How great software engineers differ from average engineers
Great software engineers solve the f*cking problem. You presumably work for a business, the business and it’s customers have problems that need to be solved. You are not being paid to write code. Customers are paying your company who is in turn paying you to fix their problem. Code may be your weapon of choice to solve (most) problems, but your job isn't to just 'code', it is to solve that customer's f*cking problem.
I’m currently a Sr. Product Manager at Salesforce; formerly a TPM at several fast growing startups and a developer in a past life. In my career I've see some incredibly talented engineers and product managers, a lot of average, and yes some people who are not good at their job.
What separates a world class engineer from an average engineer is the recognition that they are there to solve the f*cking problem. A clear sign of a problematic engineer or organization is the phrase: “I’m just doing what product tells me” or “I’m just doing what the ticket says”. If this is acceptable language at your company, leave.
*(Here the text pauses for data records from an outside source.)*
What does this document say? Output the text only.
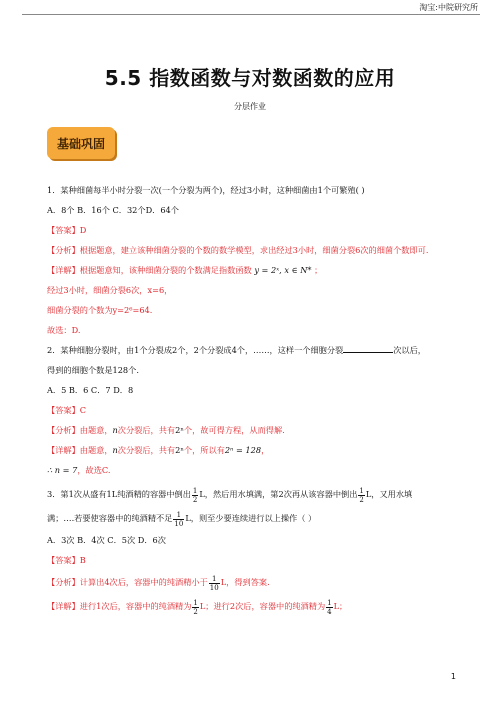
淘宝:中院研究所
5.5 指数函数与对数函数的应用
分层作业
基础巩固

1．某种细菌每半小时分裂一次(一个分裂为两个)，经过3小时，这种细菌由1个可繁殖( )

A．8个 B．16个 C．32个D．64个

【答案】D

【分析】根据题意，建立该种细菌分裂的个数的数学模型，求出经过3小时，细菌分裂6次的细菌个数即可.

【详解】根据题意知，该种细菌分裂的个数满足指数函数 y = 2ˣ, x ∈ N* ；

经过3小时，细菌分裂6次，x=6，

细菌分裂的个数为y=2⁶=64.

故选：D.

2．某种细胞分裂时，由1个分裂成2个，2个分裂成4个，……，这样一个细胞分裂	次以后，

得到的细胞个数是128个.

A．5 B．6 C．7 D．8

【答案】C

【分析】由题意，n次分裂后，共有2ⁿ个，故可得方程，从而得解.

【详解】由题意，n次分裂后，共有2ⁿ个，所以有2ⁿ = 128，

∴ n = 7，故选C.

3．第1次从盛有1L纯酒精的容器中倒出 $\frac{1}{2}$ L，然后用水填满，第2次再从该容器中倒出 $\frac{1}{2}$ L，又用水填

满；….若要使容器中的纯酒精不足 $\frac{1}{10}$ L，则至少要连续进行以上操作（ ）

A．3次 B．4次 C．5次 D．6次

【答案】B

【分析】计算出4次后，容器中的纯酒精小于 $\frac{1}{10}$ L，得到答案.

【详解】进行1次后，容器中的纯酒精为 $\frac{1}{2}$ L；进行2次后，容器中的纯酒精为 $\frac{1}{4}$ L；

1
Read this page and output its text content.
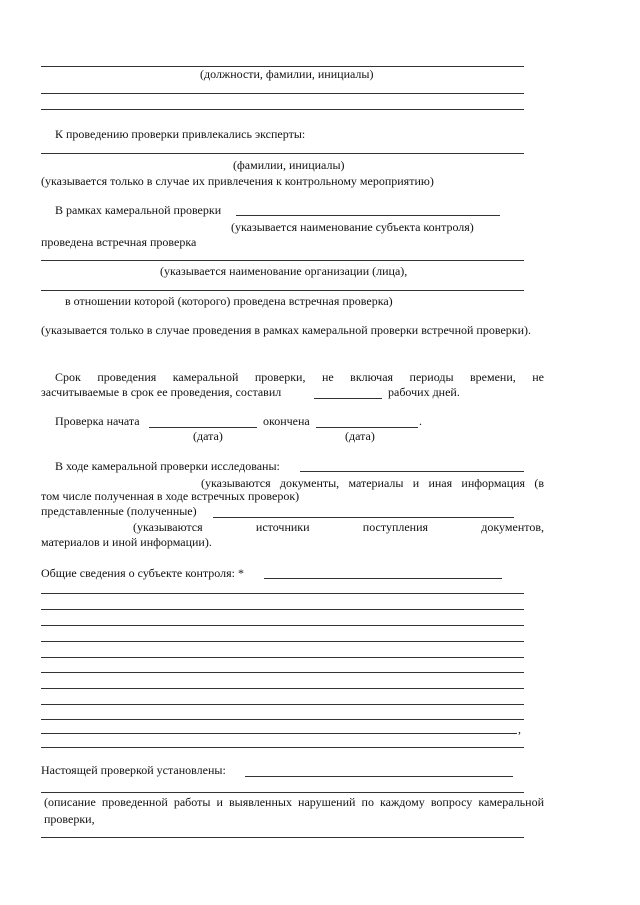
(должности, фамилии, инициалы)
К проведению проверки привлекались эксперты:
(фамилии, инициалы)
(указывается только в случае их привлечения к контрольному мероприятию)
В рамках камеральной проверки
(указывается наименование субъекта контроля)
проведена встречная проверка
(указывается наименование организации (лица),
в отношении которой (которого) проведена встречная проверка)
(указывается только в случае проведения в рамках камеральной проверки встречной проверки).
Срок проведения камеральной проверки, не включая периоды времени, не
засчитываемые в срок ее проведения, составил	рабочих дней.
Проверка начата	окончена	.
(дата)	(дата)
В ходе камеральной проверки исследованы:
(указываются документы, материалы и иная информация (в
том числе полученная в ходе встречных проверок)
представленные (полученные)
(указываются источники поступления документов,
материалов и иной информации).
Общие сведения о субъекте контроля: *
,
Настоящей проверкой установлены:
(описание проведенной работы и выявленных нарушений по каждому вопросу камеральной проверки,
You may improve certain aspects of your job but you will be stifled where it matters most.
Your Product Manager and the tickets in your backlog represent solutions to problems. Great engineers seek to understand the problems, projects, and objectives from their PM; they understand their industry; their product; and most importantly the people their product serves. Great engineers and great R&D teams solve their customer's problems. Average engineers and R&D teams finish Jira tickets. Weak teams argue about trifling bullshit like agile methodology or when they’ll finish tickets. Don't get that wrong; velocity and customer communication is very important, but it's not more important than solving the customer's f*cking problem.